From comments to

http://cbloomrants.blogspot.com/2010...ession-on.html

take CTW, the idea of working in binary and blending context models

by weighting rather than selecting

Its not the CTW idea at all, and its trivial.

CTW idea is to use the string probabilities for prediction, ie

logistic estimation (which appears because we can only handle string

probabilities in log domain). However, Matt's logistic mixing was

taken from neural networks, not CTW.

Basically, both bitwise processing and "blending" are obvious, when

you try to make a compressor based on NN (which is what Matt

originally did).

Also, (linear) mixing is natural for another reason too - if we have

two applicable models which give predictions p1 and p2, and a

probability w of p1 being right, then p=w*p1+(1-w)*p2 appears straight

from the definition.

As to logistic mixing, its less obvious, but I found that paq mixing

formulas can be actually derived from the same source model based on

submodel switching, simply by considering string probabilities.

take Malcolm's ideas from Rkive such as using non-contiguous

contexts like AxBx

Nobody remembers that anymore, but most still use sparse contexts

because its natural with a hashtable-based coder.

take SEE from PPMZ and the PPMii ideas of percolating updates to

neighbors to help with sparse statistics and slow learning

I agree with SEE, but PPMII's ideas are its initialization of new

counters and dynamic ranking of symbols in tree nodes and unary coding

and SSE. And as to "fuzzy" updates - its also one of these things

which everybody invents on their own.

Btw, ppmonstr also has sparse contexts.

you pretty much have modern CM

Still, I don't see it. Modern CMs store different counters into

different data structures (they have to be cache-friendly these days),

mix submodel predictions with a different mixing function and encode

the bits with a different arithmetic coder (Matt's rangecoder is

pretty unique, although I don't like it). So even if you can find some

similarities, they're likely false.

yes obviously there are lots of little tweaks, but so far as my

understanding goes there's nothing dramatic.

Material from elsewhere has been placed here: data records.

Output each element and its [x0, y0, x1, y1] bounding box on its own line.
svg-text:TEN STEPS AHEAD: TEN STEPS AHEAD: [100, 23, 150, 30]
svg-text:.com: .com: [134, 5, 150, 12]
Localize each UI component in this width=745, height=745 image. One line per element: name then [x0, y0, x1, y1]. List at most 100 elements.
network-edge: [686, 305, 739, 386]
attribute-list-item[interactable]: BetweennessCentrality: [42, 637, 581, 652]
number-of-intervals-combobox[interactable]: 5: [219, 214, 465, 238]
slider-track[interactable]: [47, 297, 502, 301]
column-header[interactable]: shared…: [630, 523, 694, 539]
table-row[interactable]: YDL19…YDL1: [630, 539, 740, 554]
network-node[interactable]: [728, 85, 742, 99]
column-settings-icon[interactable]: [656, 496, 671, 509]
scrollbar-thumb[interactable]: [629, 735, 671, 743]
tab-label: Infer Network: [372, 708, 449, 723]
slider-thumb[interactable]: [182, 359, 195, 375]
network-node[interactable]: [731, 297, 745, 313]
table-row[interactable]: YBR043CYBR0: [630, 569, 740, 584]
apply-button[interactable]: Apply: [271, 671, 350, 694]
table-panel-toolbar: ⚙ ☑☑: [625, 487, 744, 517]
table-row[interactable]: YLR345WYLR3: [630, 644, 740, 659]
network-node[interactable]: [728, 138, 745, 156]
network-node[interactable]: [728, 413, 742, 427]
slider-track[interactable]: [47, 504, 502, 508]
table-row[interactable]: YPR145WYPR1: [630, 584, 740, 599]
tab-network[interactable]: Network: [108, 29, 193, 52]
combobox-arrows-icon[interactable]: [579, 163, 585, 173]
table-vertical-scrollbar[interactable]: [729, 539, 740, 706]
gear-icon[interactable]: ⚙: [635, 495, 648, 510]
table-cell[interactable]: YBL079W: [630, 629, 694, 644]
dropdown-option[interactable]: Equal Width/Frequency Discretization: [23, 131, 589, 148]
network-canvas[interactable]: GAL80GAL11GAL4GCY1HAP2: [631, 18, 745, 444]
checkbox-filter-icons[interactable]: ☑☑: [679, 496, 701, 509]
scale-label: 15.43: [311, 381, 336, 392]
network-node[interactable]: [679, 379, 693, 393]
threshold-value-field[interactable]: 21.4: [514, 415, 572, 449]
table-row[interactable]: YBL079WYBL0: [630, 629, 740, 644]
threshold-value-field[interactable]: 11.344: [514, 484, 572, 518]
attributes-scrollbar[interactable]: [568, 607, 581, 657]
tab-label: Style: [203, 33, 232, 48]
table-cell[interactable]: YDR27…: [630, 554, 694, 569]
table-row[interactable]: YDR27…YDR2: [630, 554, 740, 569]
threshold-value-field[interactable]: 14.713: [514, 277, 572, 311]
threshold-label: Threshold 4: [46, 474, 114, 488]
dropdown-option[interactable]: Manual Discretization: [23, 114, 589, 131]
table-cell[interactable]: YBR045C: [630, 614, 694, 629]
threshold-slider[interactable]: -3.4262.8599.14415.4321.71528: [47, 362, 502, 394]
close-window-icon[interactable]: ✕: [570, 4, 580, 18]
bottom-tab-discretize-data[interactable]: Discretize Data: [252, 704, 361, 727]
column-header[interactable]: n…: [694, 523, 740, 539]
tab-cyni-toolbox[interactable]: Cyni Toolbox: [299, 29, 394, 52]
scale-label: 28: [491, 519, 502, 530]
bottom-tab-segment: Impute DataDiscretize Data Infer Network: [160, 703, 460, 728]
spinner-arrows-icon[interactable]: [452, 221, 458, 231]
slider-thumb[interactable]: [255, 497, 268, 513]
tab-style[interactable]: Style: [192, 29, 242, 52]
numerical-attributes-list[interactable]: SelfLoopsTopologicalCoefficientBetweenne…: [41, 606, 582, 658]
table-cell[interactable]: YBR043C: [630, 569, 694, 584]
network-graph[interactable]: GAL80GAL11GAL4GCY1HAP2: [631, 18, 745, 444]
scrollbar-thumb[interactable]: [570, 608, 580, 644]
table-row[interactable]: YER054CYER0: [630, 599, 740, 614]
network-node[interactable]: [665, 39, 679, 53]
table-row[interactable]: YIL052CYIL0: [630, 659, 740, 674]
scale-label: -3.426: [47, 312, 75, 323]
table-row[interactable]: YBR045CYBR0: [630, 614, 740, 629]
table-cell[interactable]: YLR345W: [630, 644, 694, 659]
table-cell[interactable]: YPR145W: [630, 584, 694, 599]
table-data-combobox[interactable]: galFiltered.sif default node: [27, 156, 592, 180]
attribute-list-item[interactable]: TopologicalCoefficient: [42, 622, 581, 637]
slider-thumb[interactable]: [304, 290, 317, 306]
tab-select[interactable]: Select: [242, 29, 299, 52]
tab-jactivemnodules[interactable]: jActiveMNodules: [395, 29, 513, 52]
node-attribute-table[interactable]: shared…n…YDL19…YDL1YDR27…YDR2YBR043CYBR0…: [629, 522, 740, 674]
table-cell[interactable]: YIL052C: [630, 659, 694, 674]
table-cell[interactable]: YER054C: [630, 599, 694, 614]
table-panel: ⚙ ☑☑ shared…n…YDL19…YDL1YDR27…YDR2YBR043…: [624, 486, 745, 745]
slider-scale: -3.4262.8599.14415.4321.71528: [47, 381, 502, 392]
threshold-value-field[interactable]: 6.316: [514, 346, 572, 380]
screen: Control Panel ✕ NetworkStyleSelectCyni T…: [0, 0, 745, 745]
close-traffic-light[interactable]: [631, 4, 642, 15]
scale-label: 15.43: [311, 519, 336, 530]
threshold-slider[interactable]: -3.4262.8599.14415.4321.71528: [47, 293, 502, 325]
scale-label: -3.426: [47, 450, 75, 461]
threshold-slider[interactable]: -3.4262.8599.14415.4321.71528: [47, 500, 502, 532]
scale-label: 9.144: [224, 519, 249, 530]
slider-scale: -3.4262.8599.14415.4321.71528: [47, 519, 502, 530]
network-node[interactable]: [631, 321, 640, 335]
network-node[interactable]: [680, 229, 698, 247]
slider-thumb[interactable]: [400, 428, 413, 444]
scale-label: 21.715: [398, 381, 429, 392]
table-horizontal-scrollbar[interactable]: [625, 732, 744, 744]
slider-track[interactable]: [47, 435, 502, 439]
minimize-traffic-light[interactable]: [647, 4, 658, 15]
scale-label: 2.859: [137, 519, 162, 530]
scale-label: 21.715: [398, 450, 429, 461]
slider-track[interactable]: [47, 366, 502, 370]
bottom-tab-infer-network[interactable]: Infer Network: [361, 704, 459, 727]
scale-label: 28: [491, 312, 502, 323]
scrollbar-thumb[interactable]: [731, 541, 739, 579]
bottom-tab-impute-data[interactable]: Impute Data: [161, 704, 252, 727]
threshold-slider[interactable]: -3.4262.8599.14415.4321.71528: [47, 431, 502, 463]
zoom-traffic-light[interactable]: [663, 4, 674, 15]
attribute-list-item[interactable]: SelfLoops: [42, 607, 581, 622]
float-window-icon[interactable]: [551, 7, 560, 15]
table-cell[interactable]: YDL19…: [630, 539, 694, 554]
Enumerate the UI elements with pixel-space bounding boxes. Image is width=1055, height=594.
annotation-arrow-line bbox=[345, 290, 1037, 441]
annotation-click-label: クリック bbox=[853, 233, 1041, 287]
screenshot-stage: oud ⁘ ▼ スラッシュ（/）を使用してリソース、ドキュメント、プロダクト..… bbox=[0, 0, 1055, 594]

Depends on where you look. Both old and new coders take data on input

and write some function of it on output, and both are based on the

same idea of using statistics to predict the data. But implementations

look completely different to me. And in fact their behaviour is fairly

different too - old coders compressed texts considerably better -

considerably enough for ppmonstr still to keep the best result on 1G

text compression: http://mattmahoney.net/dc/text.html (durilca is

ppmonstr with attached text preprocessor)

the weighting in PAQ is very basic machine learning stuff so far as

a I can tell (simple linear online training),

It likely isn't that simple - that update formula was acquired by

minimizing the prediction entropy; originally Matt used a different

one, borrowed from NN theory, and it didn't work good enough.

modern ML has lots more tools to apply.

http://prize.hutter1.net/

http://mailcom.com/challenge/

Good luck :)